Yazının başlığında yer alan ve biyoyakıt üretimine eşlik eden bir diğer olgu da genetiği değiştirilmiş organizmalar (GDO ) konusudur. Kapitalizmin bakışında GDO , yeşil devrim projesinin bir devamı olarak, sözümona, toplu açlıkları yok edecek, insanlığı daha çok ve “kaliteli” besleyecek bir kurtuluş projesidir, 1950 yılında tarımda bütün dünyada işleme konulan yeşil devrimin akıbetini birçok insan iyi bilir. Bu sürecin ülkemiz ve geri kalmış bazı 3. Dünya ülkelerinde bazı prosedürleri uygulanmaya devam edilegelen bir kimyasal kullanım patlaması içerdiği bilinmektedir. Bu süreç kitlelerin nüfuslarında ve besin kaynaklarında müthiş artışlara neden olurken, bir yandan da onlara yıllar boyunca zehirli maddeleri besin diye yedirmiştir. GDO da bu zincirin bir halkasıdır.
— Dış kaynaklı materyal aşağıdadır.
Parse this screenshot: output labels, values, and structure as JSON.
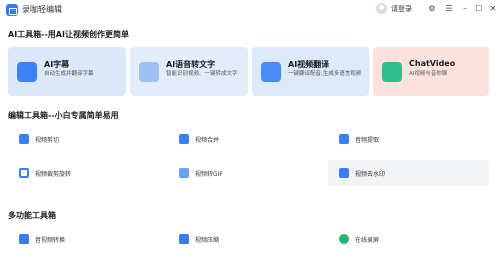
{
  "app": {
    "title": "录咖轻编辑",
    "login_label": "请登录"
  },
  "window_controls": {
    "settings": "⚙",
    "menu": "☰",
    "minimize": "–",
    "maximize": "☐",
    "close": "✕"
  },
  "sections": {
    "ai": "AI工具箱--用AI让视频创作更简单",
    "edit": "编辑工具箱--小白专属简单易用",
    "multi": "多功能工具箱"
  },
  "ai_cards": [
    {
      "title": "AI字幕",
      "desc": "自动生成并翻译字幕"
    },
    {
      "title": "AI语音转文字",
      "desc": "智能识别视频、一键转成文字"
    },
    {
      "title": "AI视频翻译",
      "desc": "一键翻译配音,生成多语言视频"
    },
    {
      "title": "ChatVideo",
      "desc": "AI视频与音你聊"
    }
  ],
  "edit_tools": [
    {
      "label": "视频剪切"
    },
    {
      "label": "视频合并"
    },
    {
      "label": "音频提取"
    },
    {
      "label": "视频裁剪旋转"
    },
    {
      "label": "视频转GIF"
    },
    {
      "label": "视频去水印"
    }
  ],
  "multi_tools": [
    {
      "label": "音视频转换"
    },
    {
      "label": "视频压缩"
    },
    {
      "label": "在线录屏"
    }
  ],
  "colors": {
    "accent": "#3d7df2",
    "green": "#26b36b",
    "chat_card": "#fbe3dc"
  }
}
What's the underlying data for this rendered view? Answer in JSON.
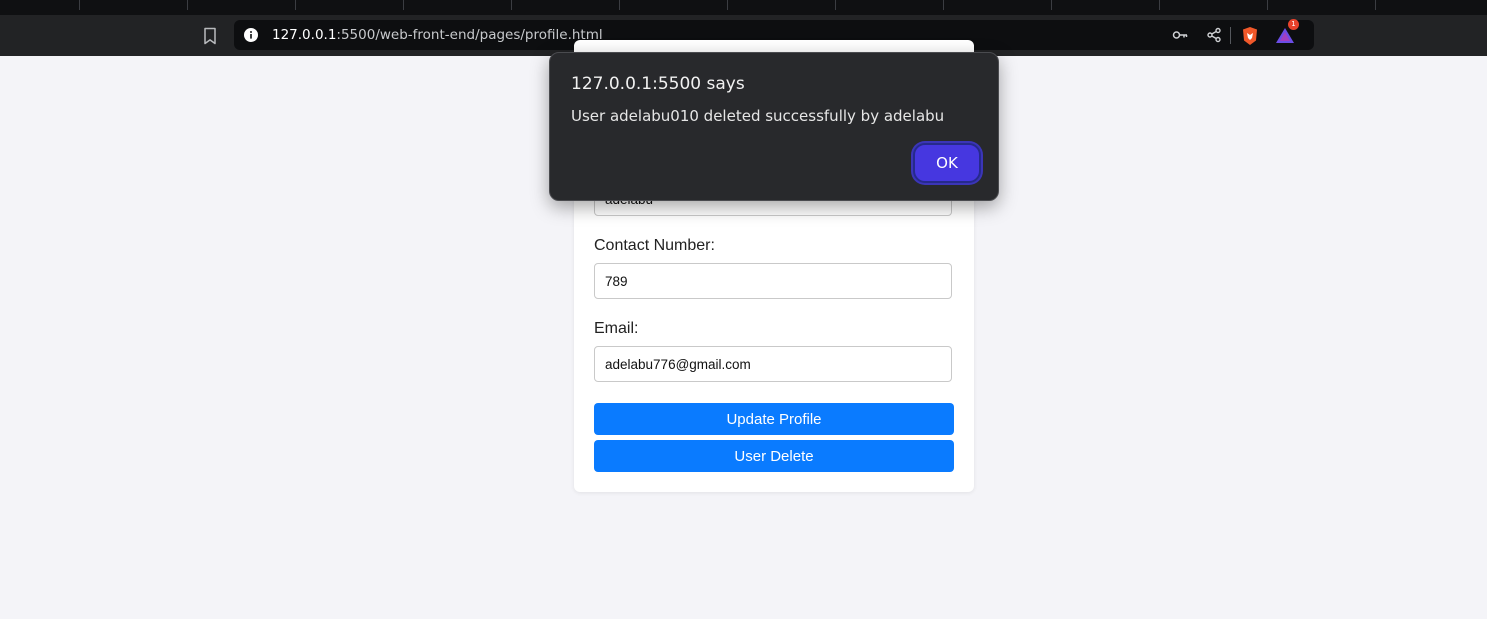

Kapitalizmin kâr güdülü zihniyeti yine devrede. Onlar bu tip organizmaların insan sağlığına yaptığı olumsuz etkilerin bulunmadığını öne sürmektedir. Çok ilginç ki birçok ilaç bile üretildiği dönemden yıllar sonra uzun süreli testlerin ardından piyasaya sürülmektedir; fakat insanoğlu birçok gıdayı günlük olarak tüketmek zorundadır. Bu sürece bağlı olarak biyolojik olarak istenmeyen türler arası genetik yayılımları ve biyolojik çeşitliliğin zarar göreceği olgusu bir kenara bırakılmıştır bile.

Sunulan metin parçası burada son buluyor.